As an amateur Manuel, of Boyle Heights, couldn’t find an opponent willing to fight a transgender boxer. As a pro it took some help from Oscar De La Hoya’s company, Golden Boy Promotions, to get him licensed.

Then it took the courage of Aguilar to make the fight — Manuel’s first in two years and only his third sanctioned bout since the Olympic trials — happen.

Aguilar, who was fulfilling a dream by fighting in the U.S. for the first time, said he learned of Manuel’s transition only two days before the fight but said it wasn’t a problem for him.

“For me it’s very respectable,” he said in Spanish. “It doesn’t change anything for me. In the ring he wants to win and I want to win too.”

Much of Manuel’s frustration faded when the opening bell sounded. In his first bout without headgear and with smaller, lighter eight-ounce gloves, Manuel charged out of his corner and tested Aguilar with four left jabs before the Mexican could throw a punch.

The first U.S. boxer to fight as a woman, and then as a man.
The first U.S. boxer to fight as a woman, and then as a man. (Wally Skalij / Los Angeles Times)

Aguilar, fighting for the first time in a year, rallied in the second round. With Manuel keeping his hands low and throwing his punches in a predictable manner, Aguilar (0-6) was able to land a couple of stinging counterpunches, including a short hook in the final minutes that clearly staggered Manuel.

“I would have liked a knockout. I think I was trying to go for that in the second round when I got stupid,” Manuel said. “Then I just fought afterward.”

Manuel rallied to retake control of the fight in the third round, then spent much of the final three minutes backpedaling to stay out of Aguilar’s range.
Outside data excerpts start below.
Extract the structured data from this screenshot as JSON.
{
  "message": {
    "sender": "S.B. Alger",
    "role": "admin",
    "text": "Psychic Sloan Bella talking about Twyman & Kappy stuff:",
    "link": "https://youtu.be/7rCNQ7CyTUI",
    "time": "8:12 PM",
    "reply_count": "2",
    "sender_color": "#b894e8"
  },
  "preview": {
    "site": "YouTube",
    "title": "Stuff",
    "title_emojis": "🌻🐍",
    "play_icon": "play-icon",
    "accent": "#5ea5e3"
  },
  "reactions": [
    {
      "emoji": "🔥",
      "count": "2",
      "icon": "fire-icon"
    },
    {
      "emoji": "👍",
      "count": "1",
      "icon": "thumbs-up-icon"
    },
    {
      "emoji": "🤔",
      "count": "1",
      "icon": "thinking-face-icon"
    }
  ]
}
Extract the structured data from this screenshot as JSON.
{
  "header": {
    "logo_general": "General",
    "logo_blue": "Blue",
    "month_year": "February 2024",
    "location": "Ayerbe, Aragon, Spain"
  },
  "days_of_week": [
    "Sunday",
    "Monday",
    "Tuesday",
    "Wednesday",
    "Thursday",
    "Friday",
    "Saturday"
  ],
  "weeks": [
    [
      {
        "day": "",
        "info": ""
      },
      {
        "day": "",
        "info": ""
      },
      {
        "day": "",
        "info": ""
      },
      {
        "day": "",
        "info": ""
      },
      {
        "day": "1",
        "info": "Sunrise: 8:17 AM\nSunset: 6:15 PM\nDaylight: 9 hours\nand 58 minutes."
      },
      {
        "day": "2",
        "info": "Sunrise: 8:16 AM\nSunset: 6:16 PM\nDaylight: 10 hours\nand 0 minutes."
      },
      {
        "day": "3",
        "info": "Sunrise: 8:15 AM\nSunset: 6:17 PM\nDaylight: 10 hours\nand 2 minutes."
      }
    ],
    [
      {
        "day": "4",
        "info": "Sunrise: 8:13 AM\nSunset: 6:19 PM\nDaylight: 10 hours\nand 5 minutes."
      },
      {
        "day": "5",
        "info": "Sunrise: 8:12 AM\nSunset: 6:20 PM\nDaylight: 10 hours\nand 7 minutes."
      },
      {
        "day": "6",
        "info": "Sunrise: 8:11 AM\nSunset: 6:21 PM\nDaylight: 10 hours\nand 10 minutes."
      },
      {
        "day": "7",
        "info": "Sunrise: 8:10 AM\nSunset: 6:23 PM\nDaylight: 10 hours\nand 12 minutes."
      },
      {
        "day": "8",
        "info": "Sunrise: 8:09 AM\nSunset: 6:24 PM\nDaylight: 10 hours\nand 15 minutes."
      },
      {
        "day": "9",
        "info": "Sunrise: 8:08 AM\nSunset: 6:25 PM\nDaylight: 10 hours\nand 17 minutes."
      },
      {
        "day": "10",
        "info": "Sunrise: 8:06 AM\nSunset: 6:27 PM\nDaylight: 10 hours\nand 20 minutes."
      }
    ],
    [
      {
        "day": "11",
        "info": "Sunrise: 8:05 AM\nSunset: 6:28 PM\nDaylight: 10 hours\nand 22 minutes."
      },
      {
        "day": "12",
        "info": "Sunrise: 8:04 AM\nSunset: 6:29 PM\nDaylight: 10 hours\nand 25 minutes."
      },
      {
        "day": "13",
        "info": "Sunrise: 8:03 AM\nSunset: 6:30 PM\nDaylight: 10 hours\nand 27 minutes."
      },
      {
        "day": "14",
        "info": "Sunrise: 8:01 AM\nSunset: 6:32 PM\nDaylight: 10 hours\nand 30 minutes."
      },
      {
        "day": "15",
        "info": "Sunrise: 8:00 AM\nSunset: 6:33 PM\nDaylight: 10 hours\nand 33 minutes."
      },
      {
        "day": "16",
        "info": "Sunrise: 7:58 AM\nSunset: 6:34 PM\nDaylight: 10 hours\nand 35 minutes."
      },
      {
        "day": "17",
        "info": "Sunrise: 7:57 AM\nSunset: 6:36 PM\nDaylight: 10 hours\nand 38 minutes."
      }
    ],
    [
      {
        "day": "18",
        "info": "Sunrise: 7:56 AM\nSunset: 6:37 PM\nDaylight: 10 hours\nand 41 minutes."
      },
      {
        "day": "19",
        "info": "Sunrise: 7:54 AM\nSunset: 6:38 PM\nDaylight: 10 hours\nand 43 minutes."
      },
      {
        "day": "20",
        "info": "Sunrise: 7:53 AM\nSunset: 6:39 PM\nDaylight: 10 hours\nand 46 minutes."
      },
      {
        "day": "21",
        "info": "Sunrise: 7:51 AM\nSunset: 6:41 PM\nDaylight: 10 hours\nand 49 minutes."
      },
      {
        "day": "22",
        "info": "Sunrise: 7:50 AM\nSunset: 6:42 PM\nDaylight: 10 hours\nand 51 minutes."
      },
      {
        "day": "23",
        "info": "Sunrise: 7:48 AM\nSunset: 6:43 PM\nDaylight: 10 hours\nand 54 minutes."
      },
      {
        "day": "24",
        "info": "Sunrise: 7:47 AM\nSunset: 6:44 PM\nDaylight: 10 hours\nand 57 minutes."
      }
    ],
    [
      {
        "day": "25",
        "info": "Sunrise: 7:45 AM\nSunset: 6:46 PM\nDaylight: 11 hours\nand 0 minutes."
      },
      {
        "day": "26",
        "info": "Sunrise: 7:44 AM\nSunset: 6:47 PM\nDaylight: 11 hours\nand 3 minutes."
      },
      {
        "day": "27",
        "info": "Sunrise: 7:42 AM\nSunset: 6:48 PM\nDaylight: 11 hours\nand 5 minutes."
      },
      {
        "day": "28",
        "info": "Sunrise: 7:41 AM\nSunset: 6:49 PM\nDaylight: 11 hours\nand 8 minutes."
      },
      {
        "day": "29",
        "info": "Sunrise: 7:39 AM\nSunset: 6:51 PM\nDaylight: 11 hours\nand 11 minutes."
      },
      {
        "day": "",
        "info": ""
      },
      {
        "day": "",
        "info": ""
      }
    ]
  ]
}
When it was over, all three judges scored the bout 39-37 in favor of Manuel.

Asked what comes next, Manuel promised his journey isn’t over because there’s a new one beginning.

“I’m going to take some time off, enjoy the holidays and then fight at the end of February. That’s the goal,” he said. “I definitely want to keep going. It’s been so long since I fought.

“The rust has been shaken off. Now it’s time to keep moving.”